In no more than five pages, include the following elements.
- Provide a description of the steps and methodology for contacting organizations and collecting training resources.
- Provide a description of the steps and methodology for examining and assessing training resources.
- Provide a description of the steps and methodology for determining creative commons licensing attached to resources (or copyright, etc.).
- Provide a description of how expertise will be applied to determine recommendations for the selection of resources and organization/structure of the final inventory.
Project Plan and Milestones
- Provide a project plan that outlines steps and milestones to ensure the final deliverable is received by BCcampus by the deadline.
- Provide a list of budget components, including fees, expenses, etc.

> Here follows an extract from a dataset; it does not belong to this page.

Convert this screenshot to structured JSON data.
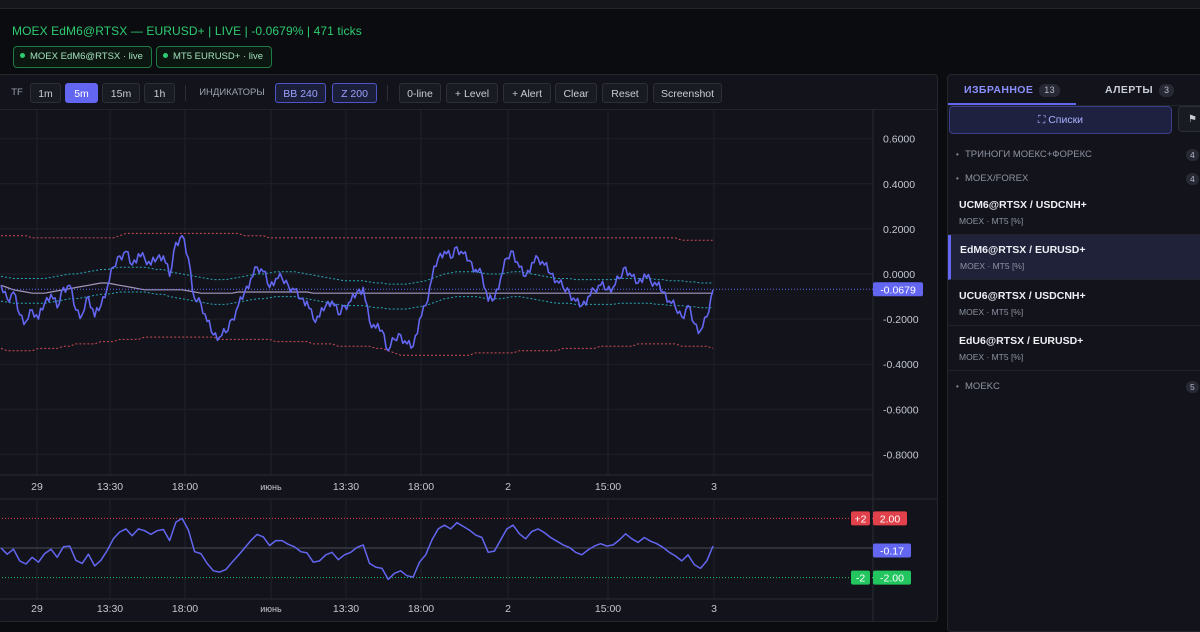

- Identify where GST is relevant for budget items.
- Indicate whether the contract will be with an individual, institution, or agency.
- Demonstrated experience assessing learning outcomes and competencies
- Demonstrated knowledge of SV and misconduct subject area; experience working with SV community and SV training resources
- Demonstrated ability to use intersectional, trauma-informed, inclusive, and culturally sensitive approaches to SV and misconduct
- Demonstrated experience managing project timelines
- Demonstrated experience with similar assessment and/or evaluation projects
Proposal Evaluation Criteria
The following criteria will guide the evaluation and selection of the successful proposal.
- Roles and relevant experience of principal and/or team members working on the project
- Risk management plan for completion of the project if the principal contractor is unable to do so
- Clearly articulated and reasonable project steps and milestones for the amount of effort noted
- Clearly stated understanding of the deliverables and the intention of the project
- The budget is reasonable with regard to the work proposed.
- The budget is easy to understand and clearly outlines the most significant line items required, along with a reasonable timeline for expenses.
- The budget clearly shows when the project work and related expenses will occur.
This project is supported by the Ministry of Advanced Education, Skills & Training (AEST) and is being led by BCcampus. BCcampus provides evidence-based, collaboratively designed and developed, openly licensed learning resources for the B.C. post-secondary education system and sector partners.
Accountability and justice: Processes and systems for community justice, accountability, and restoration of safety — both what they are and training people to have the capacity to be involved in such processes; training to understand impacts that may be associated with harms; exploring root causes of SV to support self-reflection on why behaviour occurred and prevention; suggesting survivor-centred ways communities can repair harm and restore safety; provide accountability at an individual level (i.e., the individual the person may have harmed); provide accountability at a community level (i.e., the community within which the harm occurred).